You need to refine that question a bit. Are you looking for a hardware solution or are you looking for someone to give you a free program? How fast is the shaft rotating? Do you want to calculate rpm, do you want an over speed alarm, or do you want loss of rotation detection?
The key to getting a good answer is asking a good question.
As Tom said, we need more information on what you are trying to do. However, if you just want to know if something is spinning you can use a prox to count the time between teeth on a sprocket if the teeth aren't moving too fast for your PLC input card to detect them. Basically, just have a timer that restarts every time the prox is made. When the timer times out, it should indicate that the shaft has stopped. If the shaft is moving with any speed, you will need to use a high speed counter, then its just a matter of pulling the frequency out of it.
What is best way to pick up shaft rotation. I know using a prox. switch, picking up the teeth. I need to know a good program using RSLogix 500.
Thanks
I am running a sugar mill I need to know went the shaft stops.
I just need someone to put me in right path in the RSlogix program , do I go with a HSC?
Whether or not you need to use a high speed counter module depends on the speed you have to deal with. If the prox signals change state faster than the PLC's scan time, you need the HSC.
For example, lets say you have a prox mounted so that it detects a 20 tooth gear mounted on the shaft. Lets also say that it is mounted so that the on and off times are exactly the same. At 60 RPM you get 20 on/off cycles of the prox, 50 milliseconds per cycle. That's 25 milliseconds on, 25 milliseconds off. You should be able to detect that with the prox wired to a standard input module.
At 600 RPM the duration of a cycle drops to 5 millseconds, 2.5 mS on/2,5 mS off. You'll need a HSC module for that.
Do the same analysis on the setup you plan to use to make your decision.
And if you do the math as Steve pointed out, and it is "close", be sure to account for switching latency of the proximity sensor and potential for variations too.
As for the program, I normally use a timer that is always running when I want to detect the failure, and then reset it on the rising and falling edge of the sensor. If your sensor on and off times are unequal, then use two separate timers.
If the timer(s) times out, then you have a failure.
If all you want to do is to detect whether the shaft has come to a dead stop or not, then there is no need for an HSC module.Use JSR to call a routine when the Stop button has been pressed.
Then in that routine use two timers - One for detecting how long the "Tooth" signal has been high and another for detecting how long the "Tooth" signal has been low.
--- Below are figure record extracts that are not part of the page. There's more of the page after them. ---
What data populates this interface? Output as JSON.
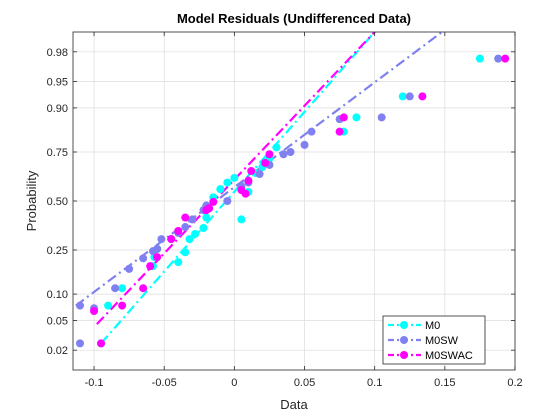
{
  "chart_data": {
    "type": "scatter",
    "title": "Model  Residuals  (Undifferenced  Data)",
    "xlabel": "Data",
    "ylabel": "Probability",
    "xlim": [
      -0.115,
      0.2
    ],
    "ylim": [
      0.01,
      0.99
    ],
    "y_scale": "normal-probability",
    "grid": true,
    "legend_position": "bottom-right",
    "x_ticks": [
      -0.1,
      -0.05,
      0,
      0.05,
      0.1,
      0.15,
      0.2
    ],
    "x_tick_labels": [
      "-0.1",
      "-0.05",
      "0",
      "0.05",
      "0.1",
      "0.15",
      "0.2"
    ],
    "y_ticks": [
      0.02,
      0.05,
      0.1,
      0.25,
      0.5,
      0.75,
      0.9,
      0.95,
      0.98
    ],
    "y_tick_labels": [
      "0.02",
      "0.05",
      "0.10",
      "0.25",
      "0.50",
      "0.75",
      "0.90",
      "0.95",
      "0.98"
    ],
    "series": [
      {
        "name": "M0",
        "color": "#00ffff",
        "line_style": "dash-dot",
        "points": [
          [
            -0.095,
            0.025
          ],
          [
            -0.09,
            0.075
          ],
          [
            -0.08,
            0.115
          ],
          [
            -0.058,
            0.185
          ],
          [
            -0.057,
            0.22
          ],
          [
            -0.055,
            0.255
          ],
          [
            -0.04,
            0.2
          ],
          [
            -0.035,
            0.24
          ],
          [
            -0.032,
            0.3
          ],
          [
            -0.028,
            0.325
          ],
          [
            -0.022,
            0.355
          ],
          [
            -0.02,
            0.41
          ],
          [
            -0.018,
            0.46
          ],
          [
            -0.015,
            0.52
          ],
          [
            -0.01,
            0.565
          ],
          [
            -0.005,
            0.6
          ],
          [
            0.0,
            0.625
          ],
          [
            0.005,
            0.4
          ],
          [
            0.01,
            0.55
          ],
          [
            0.015,
            0.65
          ],
          [
            0.02,
            0.68
          ],
          [
            0.025,
            0.72
          ],
          [
            0.03,
            0.77
          ],
          [
            0.078,
            0.83
          ],
          [
            0.087,
            0.875
          ],
          [
            0.12,
            0.925
          ],
          [
            0.175,
            0.975
          ]
        ],
        "fit": [
          [
            -0.095,
            0.025
          ],
          [
            0.1,
            0.99
          ]
        ]
      },
      {
        "name": "M0SW",
        "color": "#8080f0",
        "line_style": "dash-dot",
        "points": [
          [
            -0.11,
            0.025
          ],
          [
            -0.11,
            0.075
          ],
          [
            -0.1,
            0.07
          ],
          [
            -0.085,
            0.115
          ],
          [
            -0.075,
            0.175
          ],
          [
            -0.065,
            0.215
          ],
          [
            -0.058,
            0.245
          ],
          [
            -0.055,
            0.255
          ],
          [
            -0.052,
            0.3
          ],
          [
            -0.045,
            0.3
          ],
          [
            -0.04,
            0.33
          ],
          [
            -0.035,
            0.36
          ],
          [
            -0.03,
            0.4
          ],
          [
            -0.022,
            0.45
          ],
          [
            -0.02,
            0.475
          ],
          [
            -0.005,
            0.5
          ],
          [
            0.005,
            0.58
          ],
          [
            0.01,
            0.6
          ],
          [
            0.018,
            0.645
          ],
          [
            0.025,
            0.69
          ],
          [
            0.035,
            0.74
          ],
          [
            0.04,
            0.75
          ],
          [
            0.05,
            0.78
          ],
          [
            0.055,
            0.83
          ],
          [
            0.075,
            0.87
          ],
          [
            0.105,
            0.875
          ],
          [
            0.125,
            0.925
          ],
          [
            0.188,
            0.975
          ]
        ],
        "fit": [
          [
            -0.113,
            0.075
          ],
          [
            0.148,
            0.99
          ]
        ]
      },
      {
        "name": "M0SWAC",
        "color": "#ff00ff",
        "line_style": "dash-dot",
        "points": [
          [
            -0.095,
            0.025
          ],
          [
            -0.1,
            0.065
          ],
          [
            -0.08,
            0.075
          ],
          [
            -0.065,
            0.115
          ],
          [
            -0.06,
            0.185
          ],
          [
            -0.055,
            0.22
          ],
          [
            -0.045,
            0.3
          ],
          [
            -0.04,
            0.34
          ],
          [
            -0.035,
            0.41
          ],
          [
            -0.02,
            0.45
          ],
          [
            -0.018,
            0.46
          ],
          [
            -0.015,
            0.495
          ],
          [
            0.005,
            0.56
          ],
          [
            0.008,
            0.54
          ],
          [
            0.01,
            0.61
          ],
          [
            0.012,
            0.66
          ],
          [
            0.022,
            0.7
          ],
          [
            0.025,
            0.74
          ],
          [
            0.075,
            0.83
          ],
          [
            0.078,
            0.875
          ],
          [
            0.134,
            0.925
          ],
          [
            0.193,
            0.975
          ]
        ],
        "fit": [
          [
            -0.098,
            0.045
          ],
          [
            0.1,
            0.99
          ]
        ]
      }
    ]
  }
}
Set appropriate preset times (say 1 sec for the "Tooth" high one and 5 sec for the "Tooth" low one). If either of the timers time out, then you can quite safely say that the shaft has come to a stop.
Actually, also add a considerable delay between when the stop button has been pressed and when the Sub-routine gets called to make sure that the shaft has slowed down enough to bypass the need of an HSC.